On Fri, 2 Feb 2024 at 11:20, Robin Carlisle <robin.carlisle at framestore.com>
wrote:

> Hi, thanks for your reply.
>
> I have been looking at :
> https://developer.mozilla.org/en-US/docs/Web/HTTP/Headers/Cache-Control
>
>
>
>
>
>
> *The stale-if-error response directive indicates that the cache can reuse
> a stale response when an upstream server generates an error, or when the
> error is generated locally. Here, an error is considered any response with
> a status code of 500, 502, 503, or 504.Cache-Control: max-age=604800,
> stale-if-error=86400In the example above, the response is fresh for 7 days
> (604800s).
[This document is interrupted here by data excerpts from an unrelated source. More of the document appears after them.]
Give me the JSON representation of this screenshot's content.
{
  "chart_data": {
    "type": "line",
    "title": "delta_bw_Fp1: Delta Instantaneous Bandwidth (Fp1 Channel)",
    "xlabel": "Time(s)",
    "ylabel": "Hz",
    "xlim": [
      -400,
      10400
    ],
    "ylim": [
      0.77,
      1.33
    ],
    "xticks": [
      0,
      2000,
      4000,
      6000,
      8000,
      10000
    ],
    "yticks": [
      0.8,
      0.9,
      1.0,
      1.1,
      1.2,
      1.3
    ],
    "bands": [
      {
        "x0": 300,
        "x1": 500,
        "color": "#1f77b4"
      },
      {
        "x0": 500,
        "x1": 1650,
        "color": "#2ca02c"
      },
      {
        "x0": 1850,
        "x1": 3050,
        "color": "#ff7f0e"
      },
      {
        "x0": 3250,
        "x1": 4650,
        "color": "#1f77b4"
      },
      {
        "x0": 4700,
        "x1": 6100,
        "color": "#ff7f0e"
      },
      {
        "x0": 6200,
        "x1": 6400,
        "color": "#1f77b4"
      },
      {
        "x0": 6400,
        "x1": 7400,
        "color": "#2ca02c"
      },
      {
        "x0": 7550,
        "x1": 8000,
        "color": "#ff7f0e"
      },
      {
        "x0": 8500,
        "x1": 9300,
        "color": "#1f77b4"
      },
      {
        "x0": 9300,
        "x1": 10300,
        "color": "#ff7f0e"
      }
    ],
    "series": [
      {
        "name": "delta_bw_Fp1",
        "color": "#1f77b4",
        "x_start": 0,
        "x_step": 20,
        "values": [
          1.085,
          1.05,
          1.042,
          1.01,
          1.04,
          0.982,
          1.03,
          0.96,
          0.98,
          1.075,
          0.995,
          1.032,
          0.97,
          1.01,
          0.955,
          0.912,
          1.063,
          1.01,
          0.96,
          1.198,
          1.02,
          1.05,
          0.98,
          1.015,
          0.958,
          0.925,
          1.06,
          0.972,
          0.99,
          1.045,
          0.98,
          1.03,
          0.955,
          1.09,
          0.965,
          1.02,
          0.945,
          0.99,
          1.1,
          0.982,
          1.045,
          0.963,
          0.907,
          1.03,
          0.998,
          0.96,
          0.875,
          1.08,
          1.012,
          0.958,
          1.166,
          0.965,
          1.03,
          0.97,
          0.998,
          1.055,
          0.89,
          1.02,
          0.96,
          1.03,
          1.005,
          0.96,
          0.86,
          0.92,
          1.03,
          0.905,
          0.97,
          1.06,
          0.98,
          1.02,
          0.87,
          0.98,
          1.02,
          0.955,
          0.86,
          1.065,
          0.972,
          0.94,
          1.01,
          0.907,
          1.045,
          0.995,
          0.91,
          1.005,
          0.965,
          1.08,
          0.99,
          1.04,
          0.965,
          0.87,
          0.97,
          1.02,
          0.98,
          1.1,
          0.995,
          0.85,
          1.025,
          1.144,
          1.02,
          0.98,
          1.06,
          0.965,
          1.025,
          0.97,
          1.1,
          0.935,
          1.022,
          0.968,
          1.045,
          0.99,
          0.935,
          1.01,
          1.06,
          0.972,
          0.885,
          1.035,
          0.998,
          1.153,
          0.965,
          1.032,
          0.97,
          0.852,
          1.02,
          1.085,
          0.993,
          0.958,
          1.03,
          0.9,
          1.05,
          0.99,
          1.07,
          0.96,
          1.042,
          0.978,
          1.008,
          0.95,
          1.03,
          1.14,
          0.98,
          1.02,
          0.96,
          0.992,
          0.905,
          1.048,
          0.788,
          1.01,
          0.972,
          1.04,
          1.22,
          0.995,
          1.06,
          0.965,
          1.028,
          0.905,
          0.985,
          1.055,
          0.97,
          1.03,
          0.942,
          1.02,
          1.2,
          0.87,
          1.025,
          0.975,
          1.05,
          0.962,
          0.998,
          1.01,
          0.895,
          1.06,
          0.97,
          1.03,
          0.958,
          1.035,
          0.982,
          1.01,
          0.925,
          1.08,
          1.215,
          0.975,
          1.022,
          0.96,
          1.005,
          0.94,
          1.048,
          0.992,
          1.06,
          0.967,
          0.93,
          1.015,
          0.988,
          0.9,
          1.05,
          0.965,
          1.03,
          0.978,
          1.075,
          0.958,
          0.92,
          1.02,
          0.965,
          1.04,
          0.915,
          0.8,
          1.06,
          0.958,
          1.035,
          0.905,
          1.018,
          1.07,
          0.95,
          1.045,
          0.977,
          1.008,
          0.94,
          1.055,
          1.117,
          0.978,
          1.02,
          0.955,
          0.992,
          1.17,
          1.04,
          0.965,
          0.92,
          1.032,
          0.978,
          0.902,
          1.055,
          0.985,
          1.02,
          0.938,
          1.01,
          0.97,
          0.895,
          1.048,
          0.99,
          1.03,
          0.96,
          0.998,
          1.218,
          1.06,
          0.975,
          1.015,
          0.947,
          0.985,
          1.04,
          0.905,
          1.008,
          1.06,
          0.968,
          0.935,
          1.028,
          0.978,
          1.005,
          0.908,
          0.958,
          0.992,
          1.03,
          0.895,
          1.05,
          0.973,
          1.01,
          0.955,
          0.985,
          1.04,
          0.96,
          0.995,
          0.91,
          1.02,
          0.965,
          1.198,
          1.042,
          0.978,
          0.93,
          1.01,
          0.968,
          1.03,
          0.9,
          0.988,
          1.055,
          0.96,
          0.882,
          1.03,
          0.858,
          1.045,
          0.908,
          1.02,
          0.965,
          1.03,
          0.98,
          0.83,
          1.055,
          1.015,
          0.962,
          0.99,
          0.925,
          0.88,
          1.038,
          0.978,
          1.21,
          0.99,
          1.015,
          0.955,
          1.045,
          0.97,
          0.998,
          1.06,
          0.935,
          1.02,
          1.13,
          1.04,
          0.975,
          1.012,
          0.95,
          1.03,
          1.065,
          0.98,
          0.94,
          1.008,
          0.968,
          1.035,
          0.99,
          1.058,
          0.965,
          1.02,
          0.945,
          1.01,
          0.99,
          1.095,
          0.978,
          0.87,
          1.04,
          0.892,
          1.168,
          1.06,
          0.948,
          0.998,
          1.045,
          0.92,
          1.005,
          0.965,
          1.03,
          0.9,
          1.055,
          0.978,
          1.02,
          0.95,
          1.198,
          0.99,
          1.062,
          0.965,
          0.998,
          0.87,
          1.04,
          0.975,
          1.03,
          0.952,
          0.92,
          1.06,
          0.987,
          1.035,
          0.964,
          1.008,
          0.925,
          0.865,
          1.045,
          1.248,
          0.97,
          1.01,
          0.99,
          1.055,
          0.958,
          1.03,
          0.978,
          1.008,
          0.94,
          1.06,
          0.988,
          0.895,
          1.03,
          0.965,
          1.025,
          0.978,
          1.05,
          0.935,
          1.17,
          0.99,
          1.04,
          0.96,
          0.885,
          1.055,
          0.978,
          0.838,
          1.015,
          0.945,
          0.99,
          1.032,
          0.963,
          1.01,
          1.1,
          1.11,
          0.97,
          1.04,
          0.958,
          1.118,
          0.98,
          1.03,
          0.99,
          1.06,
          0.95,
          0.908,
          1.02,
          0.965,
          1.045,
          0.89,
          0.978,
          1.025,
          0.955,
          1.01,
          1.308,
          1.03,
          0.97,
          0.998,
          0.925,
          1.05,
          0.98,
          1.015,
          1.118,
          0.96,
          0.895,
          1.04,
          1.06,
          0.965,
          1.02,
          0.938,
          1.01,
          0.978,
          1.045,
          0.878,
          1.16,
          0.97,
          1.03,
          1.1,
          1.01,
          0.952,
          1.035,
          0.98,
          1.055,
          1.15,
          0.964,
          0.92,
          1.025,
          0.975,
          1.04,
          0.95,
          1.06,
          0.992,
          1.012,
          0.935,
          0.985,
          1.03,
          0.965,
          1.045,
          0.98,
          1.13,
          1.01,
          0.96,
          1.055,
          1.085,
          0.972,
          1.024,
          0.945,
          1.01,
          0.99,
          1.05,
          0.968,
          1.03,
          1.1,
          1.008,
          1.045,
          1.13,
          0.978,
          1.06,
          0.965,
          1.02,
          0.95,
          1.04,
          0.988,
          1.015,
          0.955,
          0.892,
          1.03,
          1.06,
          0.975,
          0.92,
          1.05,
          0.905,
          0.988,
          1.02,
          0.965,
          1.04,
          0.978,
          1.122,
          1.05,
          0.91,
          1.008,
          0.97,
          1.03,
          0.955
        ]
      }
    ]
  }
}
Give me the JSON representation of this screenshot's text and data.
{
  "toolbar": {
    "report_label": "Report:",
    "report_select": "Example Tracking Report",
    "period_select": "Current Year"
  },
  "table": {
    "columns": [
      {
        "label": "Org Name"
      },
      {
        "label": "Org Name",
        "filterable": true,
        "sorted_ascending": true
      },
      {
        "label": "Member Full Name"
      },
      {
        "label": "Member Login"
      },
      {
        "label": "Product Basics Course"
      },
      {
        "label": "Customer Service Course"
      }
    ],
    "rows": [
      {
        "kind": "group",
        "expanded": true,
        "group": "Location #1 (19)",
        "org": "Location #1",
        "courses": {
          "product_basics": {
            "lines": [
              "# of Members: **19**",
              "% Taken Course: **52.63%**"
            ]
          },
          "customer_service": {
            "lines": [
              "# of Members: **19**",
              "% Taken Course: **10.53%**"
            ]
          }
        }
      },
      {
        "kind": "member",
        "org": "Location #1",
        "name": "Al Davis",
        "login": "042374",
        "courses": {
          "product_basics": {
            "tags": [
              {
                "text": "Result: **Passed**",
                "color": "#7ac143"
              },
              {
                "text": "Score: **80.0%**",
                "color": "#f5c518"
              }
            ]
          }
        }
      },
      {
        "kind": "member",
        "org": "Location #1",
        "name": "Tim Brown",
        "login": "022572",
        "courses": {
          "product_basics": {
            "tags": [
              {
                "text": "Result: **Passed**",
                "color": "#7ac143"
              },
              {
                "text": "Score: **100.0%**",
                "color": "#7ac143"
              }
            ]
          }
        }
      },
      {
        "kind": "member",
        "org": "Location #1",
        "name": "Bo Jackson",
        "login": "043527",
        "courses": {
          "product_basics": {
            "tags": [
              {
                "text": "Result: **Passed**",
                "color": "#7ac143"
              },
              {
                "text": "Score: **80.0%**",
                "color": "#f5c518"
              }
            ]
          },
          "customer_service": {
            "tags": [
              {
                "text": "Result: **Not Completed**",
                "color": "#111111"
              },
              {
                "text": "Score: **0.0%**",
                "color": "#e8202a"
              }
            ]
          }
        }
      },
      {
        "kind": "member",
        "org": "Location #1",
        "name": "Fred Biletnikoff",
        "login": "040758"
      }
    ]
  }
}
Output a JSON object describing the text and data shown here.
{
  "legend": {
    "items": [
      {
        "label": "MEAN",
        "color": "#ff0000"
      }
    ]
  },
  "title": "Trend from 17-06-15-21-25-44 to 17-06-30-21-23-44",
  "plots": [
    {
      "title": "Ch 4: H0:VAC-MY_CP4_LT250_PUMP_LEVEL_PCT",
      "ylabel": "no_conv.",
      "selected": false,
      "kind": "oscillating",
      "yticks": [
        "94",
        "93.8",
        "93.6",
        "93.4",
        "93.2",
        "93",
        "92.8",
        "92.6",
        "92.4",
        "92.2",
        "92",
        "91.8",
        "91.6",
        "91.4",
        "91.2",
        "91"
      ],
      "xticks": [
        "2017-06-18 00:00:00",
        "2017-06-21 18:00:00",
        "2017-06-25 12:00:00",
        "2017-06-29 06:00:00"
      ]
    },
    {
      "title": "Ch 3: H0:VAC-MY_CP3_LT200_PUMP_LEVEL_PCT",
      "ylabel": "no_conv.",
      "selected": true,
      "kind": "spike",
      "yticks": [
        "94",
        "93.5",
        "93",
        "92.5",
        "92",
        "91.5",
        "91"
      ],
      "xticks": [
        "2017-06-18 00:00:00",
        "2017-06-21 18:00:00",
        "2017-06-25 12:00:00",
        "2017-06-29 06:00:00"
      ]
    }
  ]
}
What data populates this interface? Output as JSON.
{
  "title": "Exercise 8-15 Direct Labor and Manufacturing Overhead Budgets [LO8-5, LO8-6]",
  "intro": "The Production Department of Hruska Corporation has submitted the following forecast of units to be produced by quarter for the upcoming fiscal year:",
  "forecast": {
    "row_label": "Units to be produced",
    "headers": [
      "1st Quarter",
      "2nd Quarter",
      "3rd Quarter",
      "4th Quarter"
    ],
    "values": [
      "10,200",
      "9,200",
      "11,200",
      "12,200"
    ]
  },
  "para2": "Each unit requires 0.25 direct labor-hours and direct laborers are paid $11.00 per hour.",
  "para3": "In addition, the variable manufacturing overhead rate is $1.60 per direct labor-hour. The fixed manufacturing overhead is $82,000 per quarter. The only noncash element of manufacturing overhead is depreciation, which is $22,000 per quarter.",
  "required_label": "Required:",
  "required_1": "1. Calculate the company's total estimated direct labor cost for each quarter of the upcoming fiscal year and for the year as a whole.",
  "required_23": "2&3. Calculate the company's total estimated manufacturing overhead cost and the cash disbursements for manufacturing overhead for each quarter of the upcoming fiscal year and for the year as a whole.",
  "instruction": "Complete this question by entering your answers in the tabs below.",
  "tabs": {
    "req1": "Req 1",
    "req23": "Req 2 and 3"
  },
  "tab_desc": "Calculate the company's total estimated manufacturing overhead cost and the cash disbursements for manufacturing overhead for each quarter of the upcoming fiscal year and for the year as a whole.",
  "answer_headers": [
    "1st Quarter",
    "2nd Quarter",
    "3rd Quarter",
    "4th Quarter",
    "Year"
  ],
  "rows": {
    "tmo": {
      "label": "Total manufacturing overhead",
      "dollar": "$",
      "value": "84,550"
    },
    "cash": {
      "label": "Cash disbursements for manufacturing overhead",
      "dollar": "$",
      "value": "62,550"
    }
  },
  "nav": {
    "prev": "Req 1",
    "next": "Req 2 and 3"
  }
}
Afterwards, it becomes stale, but can be used for an extra 1 day
> (86400s) when an error is encountered.After the stale-if-error period
> passes, the client will receive any error generated*
>
> Given what you have said and what the above docs say - I am still confused
> as it looks like (in my test cases) the cached response can be used for
> 3600 secs (this works), after which the cached response can still be used
> for an additional 31536000 seconds on an error (this doesnt work).
>
> I am going to dig into the error logging you suggested to see if I can
> make sense of that - and will send on if I can't.
>
> Thanks v much for your help again,
>
> Robin
>
>
>
>
>
> On Thu, 1 Feb 2024 at 18:27, Alex Rousskov <
> rousskov at measurement-factory.com> wrote:
>
>> On 2024-02-01 12:03, Robin Carlisle wrote:
>> > Hi, I am having trouble with stale-if-error response.
>>
>> If I am interpreting Squid code correctly, in primary use cases:
>>
>> * without a Cache-Control:stale-if-error=X in the original response,
>> Squid sends a stale object if revalidation results in a 5xx error;
>>
>> * with a Cache-Control:stale-if-error=X and object age at most X, Squid
>> sends a stale object if revalidation results in a 5xx error;
>>
>> * with a Cache-Control:stale-if-error=X and object age exceeding X,
>> Squid forwards the 5xx error response if revalidation results in a 5xx
>> error;
>>
>> In other words, stale-if-error=X turns on a "fail on validation errors"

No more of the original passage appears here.